John Ngugi

Personal information
- Born: 1962-05-10

Medal record
Men's athletics
Representing Kenya
Olympic Games
| Gold medal – first place | 1988 Seoul | 5000 m |
All-Africa Games
| Gold medal – first place | 1987 Nairobi | 5000 m |
African Championships
| Gold medal – first place | 1989 Lagos | 5000 m |
| Bronze medal – third place | 1985 Cairo | 5000 m |
Commonwealth Games
| Silver medal – second place | 1990 Auckland | 5000 m |

= John Ngugi =

Kenyan long-distance runner

John Ngūgi Kamau (born 10 May 1962) is a former Kenyan long-distance runner, often called one of the greatest cross country runners of all time and winner of the 5000 metres at the 1988 Summer Olympics, in Seoul, South Korea.

==Career==
Born in Kigumo, Muranga District, John Ngūgi's John Ngugi's earliest international successes came at the World Cross Country Championships, where he won a record four consecutive titles between 1986 and 1989 and five titles overall.

Ngūgi established himself as a track runner when he won his heat of the 5000 m at the 1987 World Championships in Rome. In the final, Ngūgi took the lead during the second kilometer, but despite his front-running tactics, he was outsprinted in the finish, finishing in a disappointing twelfth place. He won 5000 metres race in the 1987 All-Africa Games held in Kenya.

At the Seoul Olympic Games, Ngūgi took the lead after the kilometer and achieved a 50 m lead. Although his lead was reduced when the expected sprints came in the last lap, Ngūgi still won by 30 meters.

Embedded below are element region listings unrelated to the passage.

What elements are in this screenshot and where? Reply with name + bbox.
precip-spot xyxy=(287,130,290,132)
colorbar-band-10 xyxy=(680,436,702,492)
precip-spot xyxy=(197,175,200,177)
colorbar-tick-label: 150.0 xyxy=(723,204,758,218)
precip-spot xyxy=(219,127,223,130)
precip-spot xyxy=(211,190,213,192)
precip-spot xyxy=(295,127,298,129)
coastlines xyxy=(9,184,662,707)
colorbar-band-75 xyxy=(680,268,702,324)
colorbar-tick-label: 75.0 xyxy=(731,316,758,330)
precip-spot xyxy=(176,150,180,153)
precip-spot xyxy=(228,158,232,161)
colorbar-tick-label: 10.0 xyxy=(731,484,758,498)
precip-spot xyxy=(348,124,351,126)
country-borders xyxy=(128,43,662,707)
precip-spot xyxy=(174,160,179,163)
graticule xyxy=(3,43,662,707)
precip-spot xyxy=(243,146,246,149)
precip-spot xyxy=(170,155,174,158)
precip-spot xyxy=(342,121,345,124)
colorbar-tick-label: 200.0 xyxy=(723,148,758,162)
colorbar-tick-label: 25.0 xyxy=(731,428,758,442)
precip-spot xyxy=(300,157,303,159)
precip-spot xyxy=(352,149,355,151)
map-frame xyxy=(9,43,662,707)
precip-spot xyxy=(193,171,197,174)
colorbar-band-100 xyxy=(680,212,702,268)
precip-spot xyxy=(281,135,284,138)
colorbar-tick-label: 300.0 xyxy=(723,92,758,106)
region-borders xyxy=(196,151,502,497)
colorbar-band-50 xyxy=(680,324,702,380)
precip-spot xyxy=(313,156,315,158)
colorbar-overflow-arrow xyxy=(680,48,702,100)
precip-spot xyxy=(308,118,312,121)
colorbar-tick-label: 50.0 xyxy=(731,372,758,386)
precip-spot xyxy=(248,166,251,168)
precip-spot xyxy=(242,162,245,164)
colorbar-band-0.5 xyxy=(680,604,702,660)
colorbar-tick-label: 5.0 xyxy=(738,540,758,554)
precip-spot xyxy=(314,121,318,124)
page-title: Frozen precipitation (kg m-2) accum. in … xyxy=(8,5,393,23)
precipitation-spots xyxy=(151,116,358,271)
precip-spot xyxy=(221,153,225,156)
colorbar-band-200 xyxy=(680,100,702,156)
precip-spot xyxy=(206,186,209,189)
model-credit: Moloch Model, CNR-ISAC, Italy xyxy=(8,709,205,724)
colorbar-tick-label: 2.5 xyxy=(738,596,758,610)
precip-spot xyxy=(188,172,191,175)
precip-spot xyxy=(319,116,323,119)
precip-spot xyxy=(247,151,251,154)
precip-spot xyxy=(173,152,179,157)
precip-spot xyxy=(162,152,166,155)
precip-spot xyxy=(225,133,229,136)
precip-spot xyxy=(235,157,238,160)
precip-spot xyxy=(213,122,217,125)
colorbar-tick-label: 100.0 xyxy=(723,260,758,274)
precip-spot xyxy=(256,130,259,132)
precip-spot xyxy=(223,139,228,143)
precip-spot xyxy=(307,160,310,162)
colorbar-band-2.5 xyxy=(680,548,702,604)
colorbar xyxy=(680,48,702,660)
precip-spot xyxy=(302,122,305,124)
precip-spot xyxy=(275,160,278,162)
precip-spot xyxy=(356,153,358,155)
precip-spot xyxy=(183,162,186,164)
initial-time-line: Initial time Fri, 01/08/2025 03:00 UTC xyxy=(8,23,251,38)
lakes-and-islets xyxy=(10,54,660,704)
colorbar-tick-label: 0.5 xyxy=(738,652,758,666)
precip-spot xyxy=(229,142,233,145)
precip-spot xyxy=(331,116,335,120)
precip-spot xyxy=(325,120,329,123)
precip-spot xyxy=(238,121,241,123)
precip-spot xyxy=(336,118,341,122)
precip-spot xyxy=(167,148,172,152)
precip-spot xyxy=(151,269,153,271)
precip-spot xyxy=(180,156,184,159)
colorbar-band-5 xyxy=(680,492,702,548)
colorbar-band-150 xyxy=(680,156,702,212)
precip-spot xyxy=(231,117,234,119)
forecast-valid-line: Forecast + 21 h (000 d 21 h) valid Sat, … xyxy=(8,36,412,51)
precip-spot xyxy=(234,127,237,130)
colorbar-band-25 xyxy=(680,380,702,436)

At the 1990 Commonwealth Games in Auckland, New Zealand, Ngūgi tried exactly the same tactics which had won him the Olympic gold medal. Although he tripped and fell after only two laps and lost 35 m on the rest of the field, he caught the leading group and establish a gap of 40 m at the bell. But in this time, that wasn't enough, as Andrew Lloyd from Australia won by a mere 0.08 seconds in an incredible finishing burst.

Ngūgi returned in 1992 to capture the World Cross Country title for the fifth time. That was his final appearance at a major international championship before his retirement.

In 1993 Ngūgi refused to take an out-of-competition drug test, and he then received a four-year suspension for the infraction. He contested the ruling, spending $80,000 of his own money to fight his case in Monaco. His ban was later reduced as it was judged that the Kenya Athletics Federation had not followed its duty of educating its athletes about out-of-competition testing and that Ngūgi had a limited education. However, the long battle to contest the decision brought an end to his running career as his physical fitness had heavily declined over the period.